"Ghosts of 1963: Salvador Dali, His Wife, The Witch and an Absolute Bomb"
66″ x 30″
My newest studio painting, recently finished during a very wet month in Humboldt. It was commissioned over a year ago by some collectors that have been slowly growing a collection of my work for several years now. I was excited to tackle it, especially considering the Monterey coastline and it's iconic beauty and historical significance in the history of art in California, being one of the early focal points for the California Impressionists of the early 20th century.

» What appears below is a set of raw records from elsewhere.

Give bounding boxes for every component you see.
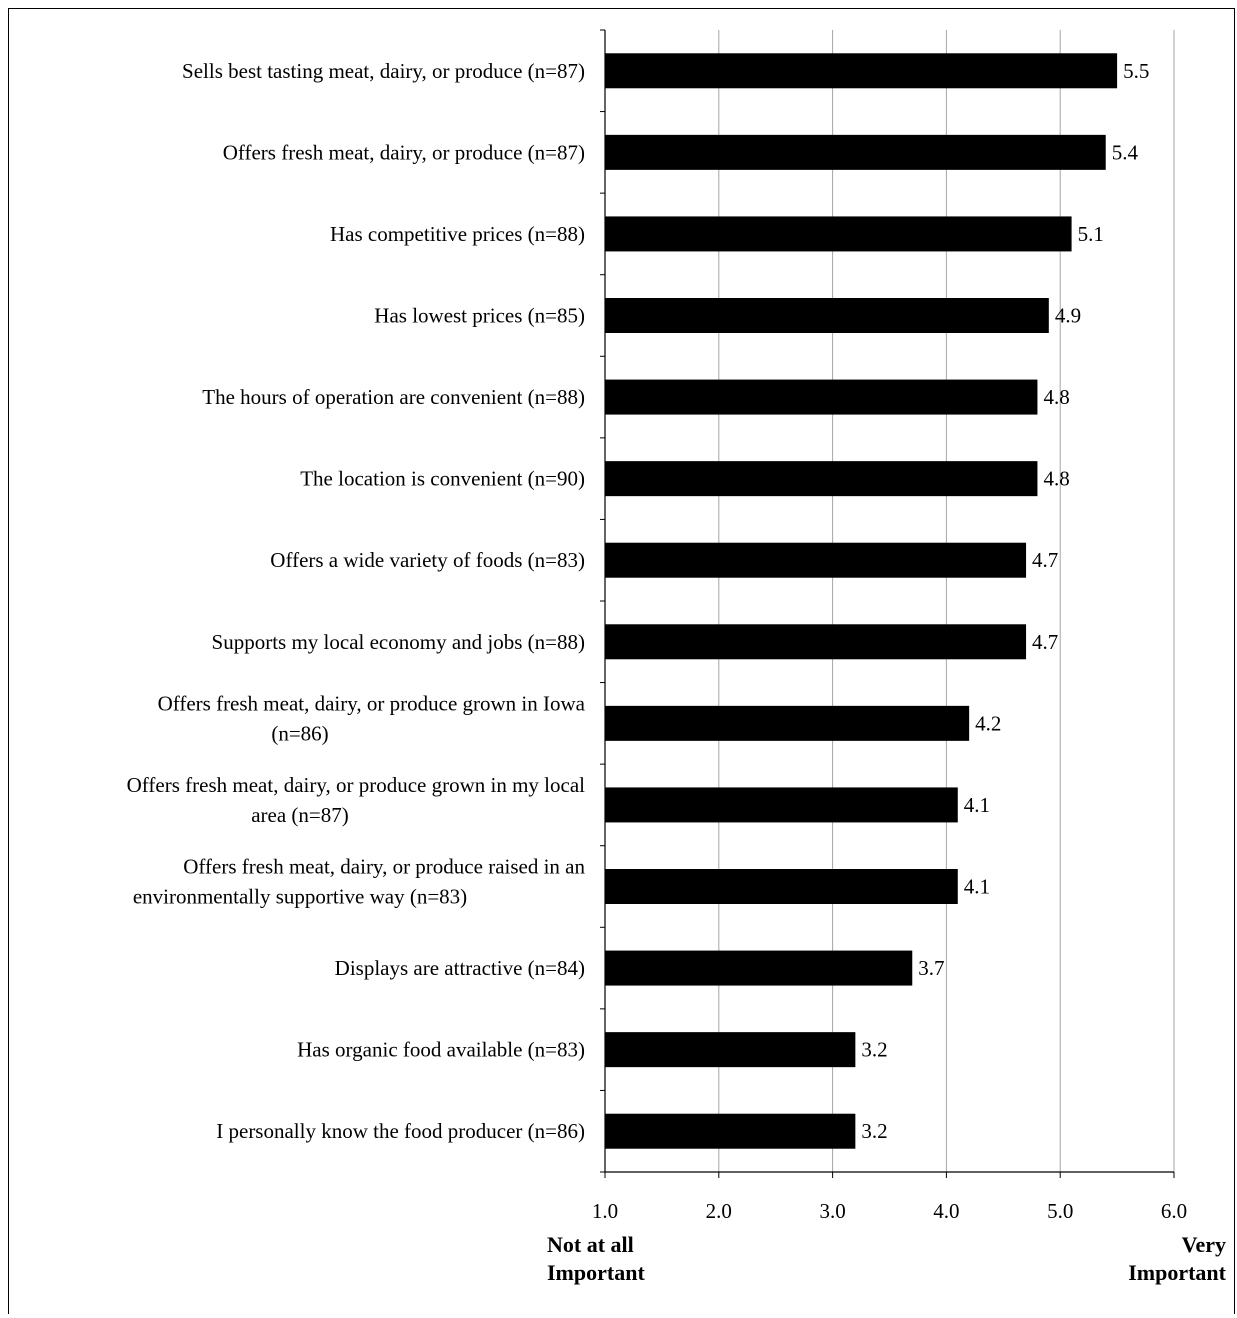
bar xyxy=(605,950,913,986)
category-label: Sells best tasting meat, dairy, or produ… xyxy=(182,59,585,83)
category-label-line: Supports my local economy and jobs (n=88… xyxy=(212,630,585,654)
category-label: Offers fresh meat, dairy, or produce (n=… xyxy=(223,140,585,164)
category-label-line: Sells best tasting meat, dairy, or produ… xyxy=(182,59,585,83)
category-label-line: (n=86) xyxy=(271,721,328,745)
category-label-line: Offers a wide variety of foods (n=83) xyxy=(270,548,585,572)
data-label: 5.5 xyxy=(1123,59,1149,83)
bar xyxy=(605,1113,856,1149)
data-label: 4.2 xyxy=(975,711,1001,735)
x-axis-high-label: Very xyxy=(1182,1232,1226,1257)
bar xyxy=(605,379,1038,415)
x-axis-high-label: Important xyxy=(1128,1260,1226,1285)
category-label-line: Has competitive prices (n=88) xyxy=(330,222,585,246)
category-label: The hours of operation are convenient (n… xyxy=(202,385,585,409)
data-label: 3.7 xyxy=(918,956,944,980)
category-label: The location is convenient (n=90) xyxy=(300,467,585,491)
bar xyxy=(605,53,1118,89)
category-label-line: Offers fresh meat, dairy, or produce rai… xyxy=(183,855,585,879)
labels: 1.0 2.0 3.0 4.0 5.0 6.0 5.5 Sells best tasting … xyxy=(127,59,1227,1285)
data-label: 4.1 xyxy=(964,793,990,817)
bar xyxy=(605,705,970,741)
bar xyxy=(605,216,1072,252)
category-label-line: Offers fresh meat, dairy, or produce gro… xyxy=(127,773,586,797)
category-label: Has competitive prices (n=88) xyxy=(330,222,585,246)
category-label: Offers fresh meat, dairy, or produce rai… xyxy=(133,855,586,909)
bars xyxy=(605,53,1118,1149)
chart-frame xyxy=(8,8,1235,1314)
category-label-line: Offers fresh meat, dairy, or produce gro… xyxy=(158,691,586,715)
data-label: 3.2 xyxy=(861,1038,887,1062)
category-label-line: The location is convenient (n=90) xyxy=(300,467,585,491)
category-label: Displays are attractive (n=84) xyxy=(335,956,585,980)
data-label: 4.7 xyxy=(1032,548,1058,572)
x-tick-label: 1.0 xyxy=(592,1199,618,1223)
data-label: 5.1 xyxy=(1078,222,1104,246)
category-label-line: environmentally supportive way (n=83) xyxy=(133,885,467,909)
data-label: 4.8 xyxy=(1043,385,1069,409)
x-tick-label: 6.0 xyxy=(1161,1199,1187,1223)
data-label: 4.1 xyxy=(964,875,990,899)
category-label: I personally know the food producer (n=8… xyxy=(216,1119,585,1143)
data-label: 4.7 xyxy=(1032,630,1058,654)
category-label: Offers fresh meat, dairy, or produce gro… xyxy=(127,773,586,827)
x-axis-low-label: Important xyxy=(547,1260,645,1285)
bar xyxy=(605,624,1027,660)
category-label: Supports my local economy and jobs (n=88… xyxy=(212,630,585,654)
x-tick-label: 2.0 xyxy=(706,1199,732,1223)
x-tick-label: 4.0 xyxy=(933,1199,959,1223)
category-label-line: area (n=87) xyxy=(251,803,349,827)
x-tick-label: 5.0 xyxy=(1047,1199,1073,1223)
x-tick-label: 3.0 xyxy=(819,1199,845,1223)
bar xyxy=(605,298,1049,333)
grid-lines xyxy=(718,30,1175,1172)
category-label: Has organic food available (n=83) xyxy=(297,1038,585,1062)
bar xyxy=(605,787,958,823)
data-label: 5.4 xyxy=(1112,140,1139,164)
bar xyxy=(605,461,1038,497)
category-label-line: Has lowest prices (n=85) xyxy=(374,304,585,328)
bar xyxy=(605,1032,856,1068)
category-label-line: Has organic food available (n=83) xyxy=(297,1038,585,1062)
category-label: Offers fresh meat, dairy, or produce gro… xyxy=(158,691,586,745)
data-label: 3.2 xyxy=(861,1119,887,1143)
data-label: 4.9 xyxy=(1055,304,1081,328)
category-label-line: Displays are attractive (n=84) xyxy=(335,956,585,980)
data-label: 4.8 xyxy=(1043,467,1069,491)
bar xyxy=(605,134,1106,170)
axes xyxy=(600,29,1175,1178)
category-label: Offers a wide variety of foods (n=83) xyxy=(270,548,585,572)
bar xyxy=(605,869,958,904)
category-label-line: Offers fresh meat, dairy, or produce (n=… xyxy=(223,140,585,164)
category-label-line: The hours of operation are convenient (n… xyxy=(202,385,585,409)
category-label-line: I personally know the food producer (n=8… xyxy=(216,1119,585,1143)
x-axis-low-label: Not at all xyxy=(547,1232,634,1257)
category-label: Has lowest prices (n=85) xyxy=(374,304,585,328)
bar xyxy=(605,542,1027,578)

The collectors wanted a painting of the Ghost Tree on 17 Mile Drive. While doing research on just which gnarled old snag was "THE" Ghost Tree, I learned it's a stump that is mostly overlooked, except for a handy sign next to it marking the location of the tourist stop of the same name. It's on the inland side of the road, and upon arrival one is greeted immediately by an array of more impressive old snags scattered about among the granite boulders on the much more scenic ocean side of the road. Years ago, though, it was an impressive landmark on this stretch of dirt road. Grainy old postcards from the early days show this stump to have once been a large, sweeping river of weathered dying cypress standing out stark and white against a dark and lush green forest of living cypress trees.
While digging through these old postcards, I came across images of another behemoth of dying cypress standing out in the boulders directly overlooking the Pacific Ocean in all it's Monterific Glory. This one, dubbed the Witch Tree, captured the attention of many an artist and passerby until it blew down in a storm in 1964 or so. One fellow who was drawn to this surreal spectacle of arboreal struggle was the Surrealist himself, Salvador Dali. The Getty Archives contain a shot of him I couldn't get out of my head, sitting on a boulder with his wife, sketching the towering Witch Tree, no doubt drawn to it's gnarled form.
So I put him in the painting. And his wife. And the Witch Tree. Oh and a tribute to the massive waves ridden here until the area was declared off limits to all human recreation a few years ago. Those guys were nuts.